What changes did the Revolution bring to women?
Jobs that were once closed to women slowly opened up. Maternity and paternity leave became a right. Husbands no longer had the legal power to control things like their wives’ mail. And voting rights were fully recognized.
One of the biggest changes came much later. During the dictatorship, around 100,000 illegal abortions were happening every year, and many women died because of it. In 2007, after a national vote where 59% supported the change, abortion was finally legalized. Before that, women could go to prison for up to three years, unless the pregnancy was the result of rape or seriously threatened their health.
Today, abortion is allowed up to 10 weeks of pregnancy, with some exceptions in specific cases. In 2015, the law became a bit stricter, adding a mandatory three-day “reflection period” and recommending psychological counseling beforehand.

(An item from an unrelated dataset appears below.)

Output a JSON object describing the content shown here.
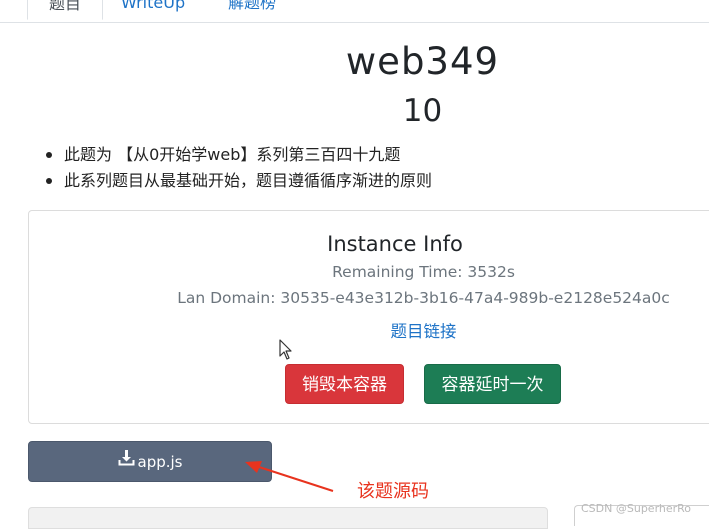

However, there is still a lot of work to be done to achieve gender equality in Portugal. Portugal ranks 10th in the EU on the Gender Equality Index with 63.4 out of 100 points. The index found that women continued to earn less than men in 2025.
Domestic violence is the second-most registered crime in Portugal, at least 24 women killed in Portugal in 2025. To many, the domestic violence we still see today in Portugal stems from the Estado Novo, from a mentality present in the Estado Novo where the man is the head of the household and held the authority at home.